Who hasn’t stood on a beach, wistfully watching a surfer ride the sloping curve of a wave? But if you’ve never done it, and now you’re going to try in your late thirties, you’re looking for trouble. Suddenly things like balance, fitness and reaction time – words you’d expect to hear on SuperSport, not the beach – come into play. In Elands Bay, Gigs Celliers showed us the basics. We might have spent most of the hour-long lesson falling down like sacks of Sandveld potatoes, but we got to feel cool and free for a few split seconds at a time.

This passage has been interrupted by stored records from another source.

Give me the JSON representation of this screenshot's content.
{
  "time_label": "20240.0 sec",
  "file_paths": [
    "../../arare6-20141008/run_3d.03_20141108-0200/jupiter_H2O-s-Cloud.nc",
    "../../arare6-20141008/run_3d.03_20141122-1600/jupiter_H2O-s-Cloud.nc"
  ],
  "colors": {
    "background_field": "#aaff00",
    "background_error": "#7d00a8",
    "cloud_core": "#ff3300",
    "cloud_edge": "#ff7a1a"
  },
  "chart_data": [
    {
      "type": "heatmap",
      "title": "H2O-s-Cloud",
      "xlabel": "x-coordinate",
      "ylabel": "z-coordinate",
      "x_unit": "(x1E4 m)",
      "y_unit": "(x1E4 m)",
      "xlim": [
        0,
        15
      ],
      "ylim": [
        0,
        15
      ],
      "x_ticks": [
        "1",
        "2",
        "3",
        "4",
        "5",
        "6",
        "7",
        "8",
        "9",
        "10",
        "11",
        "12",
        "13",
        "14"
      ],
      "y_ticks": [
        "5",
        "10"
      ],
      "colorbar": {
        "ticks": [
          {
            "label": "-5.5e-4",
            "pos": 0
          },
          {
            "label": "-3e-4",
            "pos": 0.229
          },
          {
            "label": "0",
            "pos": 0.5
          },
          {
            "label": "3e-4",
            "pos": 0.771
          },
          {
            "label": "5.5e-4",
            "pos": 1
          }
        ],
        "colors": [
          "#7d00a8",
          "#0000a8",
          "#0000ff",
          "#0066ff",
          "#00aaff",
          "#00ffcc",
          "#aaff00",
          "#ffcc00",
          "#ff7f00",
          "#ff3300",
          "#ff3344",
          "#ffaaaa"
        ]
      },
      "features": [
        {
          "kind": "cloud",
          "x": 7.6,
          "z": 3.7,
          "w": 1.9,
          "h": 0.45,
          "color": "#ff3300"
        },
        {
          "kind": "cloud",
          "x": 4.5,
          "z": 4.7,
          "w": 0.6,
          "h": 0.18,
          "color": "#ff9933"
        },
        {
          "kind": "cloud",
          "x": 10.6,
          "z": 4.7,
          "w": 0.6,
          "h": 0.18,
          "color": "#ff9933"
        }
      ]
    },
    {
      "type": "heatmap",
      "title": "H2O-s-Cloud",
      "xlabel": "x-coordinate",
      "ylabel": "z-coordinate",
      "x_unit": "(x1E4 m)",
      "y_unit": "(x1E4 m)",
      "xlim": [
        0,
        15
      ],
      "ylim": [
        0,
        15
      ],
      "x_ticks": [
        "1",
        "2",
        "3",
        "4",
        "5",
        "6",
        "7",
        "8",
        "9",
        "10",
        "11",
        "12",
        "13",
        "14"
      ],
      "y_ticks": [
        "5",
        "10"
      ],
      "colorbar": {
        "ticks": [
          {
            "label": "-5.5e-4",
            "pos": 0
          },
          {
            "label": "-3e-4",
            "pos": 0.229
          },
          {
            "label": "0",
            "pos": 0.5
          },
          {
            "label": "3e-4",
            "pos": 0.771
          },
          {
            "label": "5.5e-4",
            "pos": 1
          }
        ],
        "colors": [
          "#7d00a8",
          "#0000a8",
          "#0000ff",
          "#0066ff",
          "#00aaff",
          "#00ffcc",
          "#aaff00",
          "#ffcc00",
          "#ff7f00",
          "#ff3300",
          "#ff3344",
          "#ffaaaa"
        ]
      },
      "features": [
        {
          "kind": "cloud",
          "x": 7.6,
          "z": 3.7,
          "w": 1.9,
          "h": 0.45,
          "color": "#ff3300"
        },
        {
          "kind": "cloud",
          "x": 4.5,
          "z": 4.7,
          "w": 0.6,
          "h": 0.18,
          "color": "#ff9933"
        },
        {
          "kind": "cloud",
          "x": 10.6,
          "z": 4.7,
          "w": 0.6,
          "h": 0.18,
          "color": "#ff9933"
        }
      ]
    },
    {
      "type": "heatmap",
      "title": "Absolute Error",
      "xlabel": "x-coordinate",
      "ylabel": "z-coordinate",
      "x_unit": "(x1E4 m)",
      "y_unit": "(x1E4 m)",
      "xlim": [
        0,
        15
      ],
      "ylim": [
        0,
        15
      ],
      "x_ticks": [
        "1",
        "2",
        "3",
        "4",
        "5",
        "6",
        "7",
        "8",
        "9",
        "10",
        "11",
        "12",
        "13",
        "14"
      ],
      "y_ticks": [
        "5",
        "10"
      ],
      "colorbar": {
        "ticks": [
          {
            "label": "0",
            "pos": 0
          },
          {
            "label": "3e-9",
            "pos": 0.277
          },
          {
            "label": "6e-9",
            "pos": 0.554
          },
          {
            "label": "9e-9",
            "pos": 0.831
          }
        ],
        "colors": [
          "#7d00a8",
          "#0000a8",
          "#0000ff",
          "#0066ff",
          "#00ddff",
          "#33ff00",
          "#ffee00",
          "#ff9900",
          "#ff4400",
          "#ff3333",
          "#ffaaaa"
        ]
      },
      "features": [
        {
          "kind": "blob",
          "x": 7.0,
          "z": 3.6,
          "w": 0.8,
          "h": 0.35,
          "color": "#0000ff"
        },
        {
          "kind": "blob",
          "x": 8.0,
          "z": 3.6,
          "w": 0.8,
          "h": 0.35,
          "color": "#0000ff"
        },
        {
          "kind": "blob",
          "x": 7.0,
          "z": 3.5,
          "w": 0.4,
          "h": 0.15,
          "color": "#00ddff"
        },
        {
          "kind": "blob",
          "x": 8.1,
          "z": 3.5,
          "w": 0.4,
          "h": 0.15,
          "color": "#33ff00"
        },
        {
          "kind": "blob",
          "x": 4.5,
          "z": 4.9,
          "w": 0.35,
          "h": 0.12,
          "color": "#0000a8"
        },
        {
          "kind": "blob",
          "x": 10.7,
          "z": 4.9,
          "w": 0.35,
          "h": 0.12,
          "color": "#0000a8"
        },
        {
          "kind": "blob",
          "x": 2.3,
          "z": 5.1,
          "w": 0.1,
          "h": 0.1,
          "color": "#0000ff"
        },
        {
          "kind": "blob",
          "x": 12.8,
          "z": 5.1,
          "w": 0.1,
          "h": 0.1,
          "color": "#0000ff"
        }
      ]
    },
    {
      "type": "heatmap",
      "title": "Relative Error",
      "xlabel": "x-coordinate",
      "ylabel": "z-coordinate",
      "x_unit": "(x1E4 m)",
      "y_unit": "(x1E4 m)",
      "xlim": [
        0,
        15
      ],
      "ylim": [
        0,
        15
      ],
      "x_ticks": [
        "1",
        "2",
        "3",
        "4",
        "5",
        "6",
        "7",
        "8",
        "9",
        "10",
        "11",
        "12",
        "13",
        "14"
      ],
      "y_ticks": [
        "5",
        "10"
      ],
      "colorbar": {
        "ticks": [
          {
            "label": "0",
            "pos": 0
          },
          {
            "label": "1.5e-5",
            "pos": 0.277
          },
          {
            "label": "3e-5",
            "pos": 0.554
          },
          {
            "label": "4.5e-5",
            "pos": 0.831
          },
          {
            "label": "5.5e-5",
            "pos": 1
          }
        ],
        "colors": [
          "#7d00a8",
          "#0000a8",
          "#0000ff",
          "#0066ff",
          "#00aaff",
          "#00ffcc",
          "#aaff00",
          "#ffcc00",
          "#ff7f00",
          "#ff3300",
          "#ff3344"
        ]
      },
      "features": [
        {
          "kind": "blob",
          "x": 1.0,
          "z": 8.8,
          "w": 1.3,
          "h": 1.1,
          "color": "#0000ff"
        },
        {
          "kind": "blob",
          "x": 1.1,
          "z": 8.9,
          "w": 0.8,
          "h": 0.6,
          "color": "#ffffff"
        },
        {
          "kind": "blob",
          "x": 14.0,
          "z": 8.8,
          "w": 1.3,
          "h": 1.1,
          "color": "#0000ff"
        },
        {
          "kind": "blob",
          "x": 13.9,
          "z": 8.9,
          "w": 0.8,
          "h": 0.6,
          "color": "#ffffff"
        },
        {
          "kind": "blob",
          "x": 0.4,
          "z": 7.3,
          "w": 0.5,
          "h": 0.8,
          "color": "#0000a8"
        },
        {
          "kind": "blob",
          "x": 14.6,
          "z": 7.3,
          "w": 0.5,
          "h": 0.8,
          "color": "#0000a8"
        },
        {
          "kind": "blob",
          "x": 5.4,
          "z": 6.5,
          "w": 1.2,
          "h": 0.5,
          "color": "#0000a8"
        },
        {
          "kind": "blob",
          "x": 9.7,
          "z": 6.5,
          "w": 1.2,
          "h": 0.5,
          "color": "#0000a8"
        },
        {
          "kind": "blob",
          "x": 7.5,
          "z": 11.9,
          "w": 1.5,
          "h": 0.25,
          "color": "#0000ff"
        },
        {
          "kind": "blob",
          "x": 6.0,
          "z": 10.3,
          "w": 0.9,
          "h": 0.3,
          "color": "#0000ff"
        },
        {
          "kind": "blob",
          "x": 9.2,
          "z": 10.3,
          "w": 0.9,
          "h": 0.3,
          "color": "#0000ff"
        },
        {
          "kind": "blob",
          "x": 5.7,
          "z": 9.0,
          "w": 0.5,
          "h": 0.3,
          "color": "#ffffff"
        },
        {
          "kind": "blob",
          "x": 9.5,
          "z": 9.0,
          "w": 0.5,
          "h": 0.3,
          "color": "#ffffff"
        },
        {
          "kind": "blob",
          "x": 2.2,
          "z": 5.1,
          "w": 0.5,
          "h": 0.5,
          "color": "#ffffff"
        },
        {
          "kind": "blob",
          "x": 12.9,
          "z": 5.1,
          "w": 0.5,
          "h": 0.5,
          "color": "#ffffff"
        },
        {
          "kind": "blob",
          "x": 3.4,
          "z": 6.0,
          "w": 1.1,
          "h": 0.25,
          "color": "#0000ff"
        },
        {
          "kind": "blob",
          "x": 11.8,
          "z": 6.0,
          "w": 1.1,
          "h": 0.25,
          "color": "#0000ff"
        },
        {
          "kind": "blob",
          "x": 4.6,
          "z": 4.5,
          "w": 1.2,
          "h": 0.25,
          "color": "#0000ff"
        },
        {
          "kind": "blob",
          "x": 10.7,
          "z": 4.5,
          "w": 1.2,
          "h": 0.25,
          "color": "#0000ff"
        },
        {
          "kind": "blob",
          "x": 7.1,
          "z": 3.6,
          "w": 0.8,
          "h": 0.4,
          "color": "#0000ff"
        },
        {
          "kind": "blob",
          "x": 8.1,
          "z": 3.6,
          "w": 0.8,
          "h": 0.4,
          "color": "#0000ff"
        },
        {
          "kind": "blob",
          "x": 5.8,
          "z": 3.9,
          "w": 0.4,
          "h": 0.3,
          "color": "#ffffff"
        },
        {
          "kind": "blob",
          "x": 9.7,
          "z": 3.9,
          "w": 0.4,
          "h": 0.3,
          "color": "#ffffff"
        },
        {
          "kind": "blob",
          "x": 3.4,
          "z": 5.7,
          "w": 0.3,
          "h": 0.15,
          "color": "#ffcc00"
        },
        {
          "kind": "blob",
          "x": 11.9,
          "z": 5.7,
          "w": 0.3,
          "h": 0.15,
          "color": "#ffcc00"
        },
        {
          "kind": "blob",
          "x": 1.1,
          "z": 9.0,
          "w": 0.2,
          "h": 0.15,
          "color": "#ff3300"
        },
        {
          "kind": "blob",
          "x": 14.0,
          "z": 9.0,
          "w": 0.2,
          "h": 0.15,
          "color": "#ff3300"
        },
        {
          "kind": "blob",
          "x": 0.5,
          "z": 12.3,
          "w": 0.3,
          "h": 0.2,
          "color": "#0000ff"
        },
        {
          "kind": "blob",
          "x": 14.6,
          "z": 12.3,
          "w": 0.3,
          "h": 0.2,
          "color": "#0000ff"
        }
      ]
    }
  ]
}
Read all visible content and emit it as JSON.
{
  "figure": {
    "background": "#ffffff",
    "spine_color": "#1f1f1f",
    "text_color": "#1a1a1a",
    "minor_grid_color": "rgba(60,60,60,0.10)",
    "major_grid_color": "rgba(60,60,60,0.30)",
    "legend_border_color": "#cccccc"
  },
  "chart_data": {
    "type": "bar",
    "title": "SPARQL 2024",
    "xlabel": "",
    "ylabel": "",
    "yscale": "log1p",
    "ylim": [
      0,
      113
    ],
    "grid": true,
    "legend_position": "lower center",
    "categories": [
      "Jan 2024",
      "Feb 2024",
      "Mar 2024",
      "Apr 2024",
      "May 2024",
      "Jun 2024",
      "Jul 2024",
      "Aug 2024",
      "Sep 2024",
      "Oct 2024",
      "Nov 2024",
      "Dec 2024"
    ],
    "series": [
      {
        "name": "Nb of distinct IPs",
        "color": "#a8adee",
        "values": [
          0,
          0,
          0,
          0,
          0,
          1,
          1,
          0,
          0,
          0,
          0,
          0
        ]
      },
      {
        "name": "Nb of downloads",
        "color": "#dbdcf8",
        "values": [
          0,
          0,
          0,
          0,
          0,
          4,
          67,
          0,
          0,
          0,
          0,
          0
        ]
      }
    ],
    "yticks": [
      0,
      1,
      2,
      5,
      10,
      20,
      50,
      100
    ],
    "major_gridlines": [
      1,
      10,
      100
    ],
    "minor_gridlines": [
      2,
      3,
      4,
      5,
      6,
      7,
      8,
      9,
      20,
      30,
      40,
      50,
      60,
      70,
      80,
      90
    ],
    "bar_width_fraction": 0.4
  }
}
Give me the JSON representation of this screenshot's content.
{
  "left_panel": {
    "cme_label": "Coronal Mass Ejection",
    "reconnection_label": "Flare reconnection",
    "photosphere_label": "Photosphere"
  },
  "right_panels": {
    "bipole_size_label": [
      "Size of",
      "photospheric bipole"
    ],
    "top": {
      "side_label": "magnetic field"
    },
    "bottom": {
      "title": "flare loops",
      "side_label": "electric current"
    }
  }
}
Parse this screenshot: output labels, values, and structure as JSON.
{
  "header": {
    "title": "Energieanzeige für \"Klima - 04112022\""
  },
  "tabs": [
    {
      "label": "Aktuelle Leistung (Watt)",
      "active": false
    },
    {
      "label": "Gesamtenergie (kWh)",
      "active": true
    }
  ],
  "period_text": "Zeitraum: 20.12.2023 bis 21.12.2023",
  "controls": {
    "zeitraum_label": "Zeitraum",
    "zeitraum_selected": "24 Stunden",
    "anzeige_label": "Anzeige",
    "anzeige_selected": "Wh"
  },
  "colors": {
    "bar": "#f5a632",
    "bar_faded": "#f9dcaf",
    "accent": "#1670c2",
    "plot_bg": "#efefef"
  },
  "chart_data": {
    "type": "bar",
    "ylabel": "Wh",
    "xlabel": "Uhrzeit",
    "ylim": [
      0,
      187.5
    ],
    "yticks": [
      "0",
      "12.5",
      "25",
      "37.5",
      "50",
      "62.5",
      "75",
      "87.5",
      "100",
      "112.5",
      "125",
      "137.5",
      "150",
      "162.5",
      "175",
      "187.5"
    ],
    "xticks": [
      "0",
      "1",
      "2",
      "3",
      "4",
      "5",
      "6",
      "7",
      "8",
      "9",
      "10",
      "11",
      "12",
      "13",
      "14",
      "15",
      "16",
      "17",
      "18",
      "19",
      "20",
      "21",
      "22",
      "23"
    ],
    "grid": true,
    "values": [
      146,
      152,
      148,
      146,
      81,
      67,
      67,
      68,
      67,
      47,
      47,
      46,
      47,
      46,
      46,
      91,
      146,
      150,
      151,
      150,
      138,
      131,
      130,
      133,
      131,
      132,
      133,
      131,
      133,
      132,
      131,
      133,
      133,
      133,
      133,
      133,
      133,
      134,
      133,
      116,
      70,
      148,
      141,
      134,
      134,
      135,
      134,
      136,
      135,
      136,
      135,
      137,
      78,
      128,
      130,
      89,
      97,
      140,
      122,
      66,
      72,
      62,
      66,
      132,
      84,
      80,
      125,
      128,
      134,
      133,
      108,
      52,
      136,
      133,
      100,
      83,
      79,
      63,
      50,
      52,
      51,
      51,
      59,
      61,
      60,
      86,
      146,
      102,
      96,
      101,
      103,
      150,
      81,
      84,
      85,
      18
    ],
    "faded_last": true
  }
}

9 Succulents know how to survive

When you travel through the Knersvlakt­e along the N7 and you look out over the empty plains, it’s hard to imagine plants thriving here. But bend down and you’ll see lots of succulents growing at your feet. Walk in the veld with an expert like Christine Wiese of the farm Quaggaskop and she’ll point out all the different species: bobbejaanv­ingers, krapogies, button plants, baby toes… small plants as cute as their names and built to survive the hot and dry conditions. Some succulents grow a thick peel or keep their seeds in hard pods to prevent them from drying out; others change colour from green to red to slow photosynth­esis and conserve energy. Some even selfamputa­te limbs they don’t need.

10 Teach a man to fish...

Fishing is the lifeblood of the West Coast, yet the industry – and the communitie­s that depend on it – is struggling. Still, in villages like Paternoste­r, St Helena Bay, Velddrif, Laaiplek, Doringbaai and Papendorp, it’s how people put food on the table. In Papendorp, we joined fishermen on the Olifants River as they cast their nets for harders. From Bessel Afrika, Vernon Cloete, Oubaas Gertse (on the right) and Patrick Don (on the left), we learnt that fishing is also a way to turn your back on the dark side of life, like the temptation of crime that plagues underprivi­leged communitie­s all along the coast.

11 Live a little

This is what tannie Alida Lochner (pictured above) from Vredenburg taught us. Alida wasn’t always a tannie – in her younger years she was a “tomboy” from Wallekraal (a farming community near Hondeklip Bay), who climbed trees when she should have been darning socks. Even though she’s grown older, she still has a twinkle in her eye. Alida’s secret to a good life is not to take yourself too seriously. Let your hair down. You only live once and no one can make your life exciting but you. We took her advice to heart and realised that many people on the West Coast live by her words. People here live without pretence. They wear what they want, they say what they mean and they don’t care what other people think. Whether you mine for diamonds or if you lost your farm to the drought, you’re still my neighbour. Your bank balance won’t make me love you less. What matters is whether you’ll join me around the braai fire later.

12 Hope lies to the west

As the towns and cities of South Africa fill up with more and more people, parts of the West Coast still offer refuge for those seeking peace and quiet. Kleinzee, for example, was establishe­d because of the diamond mining industry, but it’s now turning into a popular retirement destinatio­n. You can start over on the West Coast, leaving your past behind somewhere east of the N7. In Hondeklip Bay, artists like Deon “Villain” Venter and Madeleine Baumgarten (right) told us their stories. It was refreshing to hear how you can change your life completely. The West Coast is patient and allows change. It offers comfort and some light at the end of the tunnel.